API to extract info from several hundred thousand tweets and indicator of support for President Trump computed. 

- **Probability** of a tweet being selected **cannot be determined**.  
- **Twitter users not a random sample** of a larger population
- **Lots of data**
    - High Potential for sampling bias
    - lack of representation: may only capture people with strong opinions

**Whats next?**

- **Sampling distributions and sampling variance** 
    - How to estimate features of these distributions based on only one probability sample. 
- **Examples of making population inferences**
    - Based on type of sample selected
- Introduce **model-based** approaches to analyzing data

## Probability Sampling: Sampling Variance & Sampling Distributions

### What is a Sampling Distribution?

Example: **Normal Distribution** (bell curve)

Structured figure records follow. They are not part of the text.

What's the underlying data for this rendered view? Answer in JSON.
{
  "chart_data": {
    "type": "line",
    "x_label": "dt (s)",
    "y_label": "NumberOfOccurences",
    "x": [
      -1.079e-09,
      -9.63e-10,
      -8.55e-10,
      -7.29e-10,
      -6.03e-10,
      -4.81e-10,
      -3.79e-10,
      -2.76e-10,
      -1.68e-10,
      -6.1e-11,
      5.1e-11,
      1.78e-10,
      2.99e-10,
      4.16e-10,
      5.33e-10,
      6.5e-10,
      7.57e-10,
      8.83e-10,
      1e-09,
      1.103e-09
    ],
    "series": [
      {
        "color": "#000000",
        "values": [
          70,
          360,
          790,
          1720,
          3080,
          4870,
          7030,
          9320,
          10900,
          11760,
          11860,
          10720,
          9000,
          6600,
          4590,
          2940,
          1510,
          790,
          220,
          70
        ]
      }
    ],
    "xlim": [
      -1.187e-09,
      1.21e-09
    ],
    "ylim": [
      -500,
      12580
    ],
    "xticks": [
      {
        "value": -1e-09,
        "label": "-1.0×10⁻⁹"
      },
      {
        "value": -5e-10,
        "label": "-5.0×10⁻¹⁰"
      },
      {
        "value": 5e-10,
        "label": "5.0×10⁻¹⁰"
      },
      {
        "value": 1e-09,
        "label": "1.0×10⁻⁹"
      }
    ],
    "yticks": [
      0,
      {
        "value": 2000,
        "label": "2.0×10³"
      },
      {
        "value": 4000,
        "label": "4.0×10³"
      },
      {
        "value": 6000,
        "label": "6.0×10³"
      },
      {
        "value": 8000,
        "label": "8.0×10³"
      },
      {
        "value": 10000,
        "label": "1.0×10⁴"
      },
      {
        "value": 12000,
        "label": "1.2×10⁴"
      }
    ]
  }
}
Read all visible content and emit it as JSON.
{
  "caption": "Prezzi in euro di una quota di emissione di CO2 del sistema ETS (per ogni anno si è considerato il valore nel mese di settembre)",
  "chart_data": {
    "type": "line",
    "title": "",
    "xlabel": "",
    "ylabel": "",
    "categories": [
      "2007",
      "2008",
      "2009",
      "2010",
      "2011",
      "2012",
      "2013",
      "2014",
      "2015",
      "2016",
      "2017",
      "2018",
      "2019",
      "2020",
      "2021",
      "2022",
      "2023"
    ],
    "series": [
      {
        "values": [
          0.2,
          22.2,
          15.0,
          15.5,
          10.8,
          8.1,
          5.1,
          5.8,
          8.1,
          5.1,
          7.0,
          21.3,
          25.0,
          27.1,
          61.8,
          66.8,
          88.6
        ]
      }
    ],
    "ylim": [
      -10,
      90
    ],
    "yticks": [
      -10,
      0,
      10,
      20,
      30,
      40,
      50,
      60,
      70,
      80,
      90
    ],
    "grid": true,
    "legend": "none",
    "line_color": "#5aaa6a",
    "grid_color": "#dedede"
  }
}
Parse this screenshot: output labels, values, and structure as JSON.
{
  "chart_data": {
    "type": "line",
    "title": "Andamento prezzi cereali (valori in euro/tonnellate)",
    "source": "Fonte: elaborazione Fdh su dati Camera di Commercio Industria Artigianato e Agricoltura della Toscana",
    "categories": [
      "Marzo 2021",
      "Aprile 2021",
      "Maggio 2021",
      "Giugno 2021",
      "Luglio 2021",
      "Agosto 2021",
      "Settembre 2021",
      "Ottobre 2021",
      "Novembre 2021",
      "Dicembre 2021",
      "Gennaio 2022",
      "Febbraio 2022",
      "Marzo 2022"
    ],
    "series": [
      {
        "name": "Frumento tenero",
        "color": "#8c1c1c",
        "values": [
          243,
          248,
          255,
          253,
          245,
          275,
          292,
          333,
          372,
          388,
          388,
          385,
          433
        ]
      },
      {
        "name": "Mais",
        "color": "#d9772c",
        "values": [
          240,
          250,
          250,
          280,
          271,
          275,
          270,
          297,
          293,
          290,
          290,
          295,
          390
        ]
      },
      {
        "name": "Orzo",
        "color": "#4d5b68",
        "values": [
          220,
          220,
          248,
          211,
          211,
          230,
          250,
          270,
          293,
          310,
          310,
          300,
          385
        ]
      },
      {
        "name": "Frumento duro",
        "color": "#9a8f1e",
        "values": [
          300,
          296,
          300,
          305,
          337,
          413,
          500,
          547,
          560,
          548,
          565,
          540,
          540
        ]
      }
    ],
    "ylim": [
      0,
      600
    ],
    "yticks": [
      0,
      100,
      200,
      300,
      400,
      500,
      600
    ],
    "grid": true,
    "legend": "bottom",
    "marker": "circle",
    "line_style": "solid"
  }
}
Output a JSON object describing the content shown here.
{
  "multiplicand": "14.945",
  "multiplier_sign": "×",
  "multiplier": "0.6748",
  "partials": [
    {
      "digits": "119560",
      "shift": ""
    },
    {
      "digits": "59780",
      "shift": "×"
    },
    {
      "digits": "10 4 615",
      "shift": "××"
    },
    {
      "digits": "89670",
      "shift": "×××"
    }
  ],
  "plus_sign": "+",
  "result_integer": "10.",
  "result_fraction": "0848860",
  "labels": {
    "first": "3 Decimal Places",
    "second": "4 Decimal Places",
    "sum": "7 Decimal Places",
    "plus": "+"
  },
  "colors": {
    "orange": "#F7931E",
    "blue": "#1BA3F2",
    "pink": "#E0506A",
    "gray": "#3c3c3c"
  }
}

- **Assume** values on variable of interest would follow certain distributions _if we could measure entire population_

- When we select probability samples to make inferential statements about larger populations, we refer to a **sampling distribution**
- **Sampling Distribution** is a distribution of **survey estimates** we would see if we selected many random samples using **same sample design** and **computed an estimate from each**

#### Key Properties
- **Hypothetical** What would happen if we had luxury of drawing thousands of probability samples and measuring each of them?
- Generally very **different in appearance from distribution of values on a single variable of interest...**
- With **large enough probability sample size**, sampling distribution of estimates will look like a **normal distribution**, regardless of what estimates are being computed. **Central Limit Theorem: CLT**

**CLT** The larger our sample size gets, the more that this distribution of estimates is going to tend towards normality as we draw more and more estimates. 

### What is a Sampling Variance?

- **Sampling Variance** is the variability in the estimates described by the sampling distribution. 
- Because we select a **sample** and do not measure everyone in a **population** a survey estimate based on a **single sample will not** be exactly equal to the population quantity of interest (we are selecting cases at random)



A sampling distribution is the distribution of all possible estimates that would aris from hypothetical repeated sampling, and larger sample sizes will result in a sampling distribution with less variance, meaning that estimates are more precise.